Global finance leaders alert to risks as capital markets eye stronger 2024


 

Geopolitics, stresses in the banking system and higher-for-longer interest rates could put a dampener on an expected uptick in capital market activity after a dull 2023, leaders from various top banks and financial service institutions said Nov. 7.

Speaking at the Global Financial Leaders’ Investment Summit, global finance chiefs addressed where the next crisis could emerge from for the financial services industry in the wake of bank failures and liquidity pressures earlier in 2023. The also spoke of the challenges

Here are the top comments from executives at the event, jointly organized by the Hong Kong Monetary Authority, the Securities and Futures Commission and the Hong Kong Academy of Finance. Some comments have been edited for clarity.

‘Challenges to democracy’

James Gorman, chairman and CEO of Morgan Stanley: It is likely to be something geopolitical or political. The challenges to democracy in some countries around the world are pretty evident.

Where the weak link is, I think, goes back to what we saw in March [with bank failures and liquidity difficulties]. I think we got a bit of a precursor. The policy objective is to limit the size of large banks, and by implication support smaller banks around the world, which may be a perfectly noble policy objective.
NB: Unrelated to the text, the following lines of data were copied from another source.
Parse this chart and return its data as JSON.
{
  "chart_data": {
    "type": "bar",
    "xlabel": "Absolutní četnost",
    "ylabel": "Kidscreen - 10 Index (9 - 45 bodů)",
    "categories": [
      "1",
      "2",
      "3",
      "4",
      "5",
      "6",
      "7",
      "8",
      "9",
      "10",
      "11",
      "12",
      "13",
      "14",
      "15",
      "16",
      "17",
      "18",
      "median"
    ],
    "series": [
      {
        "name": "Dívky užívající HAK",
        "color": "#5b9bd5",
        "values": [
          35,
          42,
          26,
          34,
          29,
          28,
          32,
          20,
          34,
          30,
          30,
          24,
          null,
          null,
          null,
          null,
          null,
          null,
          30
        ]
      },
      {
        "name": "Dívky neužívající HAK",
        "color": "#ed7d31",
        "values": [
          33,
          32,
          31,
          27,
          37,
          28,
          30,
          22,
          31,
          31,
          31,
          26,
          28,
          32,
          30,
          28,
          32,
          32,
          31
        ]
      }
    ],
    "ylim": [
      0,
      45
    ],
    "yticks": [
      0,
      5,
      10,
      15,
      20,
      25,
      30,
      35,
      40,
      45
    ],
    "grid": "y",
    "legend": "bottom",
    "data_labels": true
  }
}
From a practical reality of having these banks deal with the cyber [challenges], the regulatory oversight, all of the technology investments one’s got to make to be competitive in the AI space and so on, [it] means that they’re just less competitive. And when you put pressure on the system, the least competitive player falls back. So I don’t think we’ve solved … they’ve got this conundrum over policy desire against the reality that when the pressure hit, it was the largest banks that came in to help were not hurt.

Deutsche Bank AG CEO Christian Sewing: I’m nervous about the state of the capital markets because I think they’ve been extremely resilient if you think about what we have, what is going on in this world from a geopolitical point of view, still from an inflationary point of view. If you think about where interest rates have gone over the last 12 months, if you then see how resilient and calm the markets are … I mean, this is a level which is, in my view, far away from that what you would normally see in these situations. My biggest fear is that there is, for instance, one more geopolitical escalation, and that can happen pretty quickly. And the markets at some point in time, actually give up the calmness, and then you have a market event and in this regard. I think we all need to stay very much on alert with regard to risk appetite, stress testing and simply don’t do the mistake and simply think the markets will remain that calm as they are right now.

Colm Kelleher, chairman, UBS Group AG: Since 2008, the number of assets that have moved out of the regulated financial sector has grown by roughly 10%. Roughly 50% of global financial assets are now in what you call nonbank financial intermediaries, the shadow sector. … I think the next crisis when it happens, will be in that sector. It will be a fiduciary crisis.

Higher-for-longer

Bridgewater Associates LP Co-CIO Bob Prince: The markets are under discounting how long the tightening cycle is likely to go on in the US and Europe before we actually achieve some sort of equilibrium conditions of a 2% inflation rate with a 2% growth rate. I think you’re in this environment of the current level of short-term interest rates in the US and probably higher in Europe for some period of time, and the markets are under discounting that and the effects of it.

Peter Harrison, group CEO and executive director, Schroders PLC: Understanding corporate profitability and understanding defaults is particularly difficult right now. … The issuance cycle is against us all. I think we are in a really difficult period where the data is very noisy. There is a very significant outflow across pretty well all equity market platforms around the world. People are saying, ‘We prefer cash.’

We’ve got a long way to go before we feel some sort of normalization. We are one year into a new normal, but it takes more time for 12-13 years of party time to wash through. And that isn’t going to happen in a hurry. We are yet to find out where all that debt went. [The reset will be] measured in years, not months.

David Solomon, chairman and CEO, Goldman Sachs Group Inc.: In 2024, we’ll see a pickup in capital markets activity just because they’ve been closed for a period of time. Companies need to finance as the duration goes out. There’s more financing work that needs to be done. So we can operate with very, very healthy capital markets and a 5% interest rate environment. But the period of reset and acceptance takes some time. We’re on that journey. And I think you’ll see more a constructive market environment for capital markets as we move into 2024 and 2025.

C.S. Venkatakrishnan, group chief executive, Barclays PLC: People need to have business logic for what they do. They’ve got to bring companies to the market, or for mergers. But they’ve also got be secure about their financing and be able to to operate at that higher level of financing.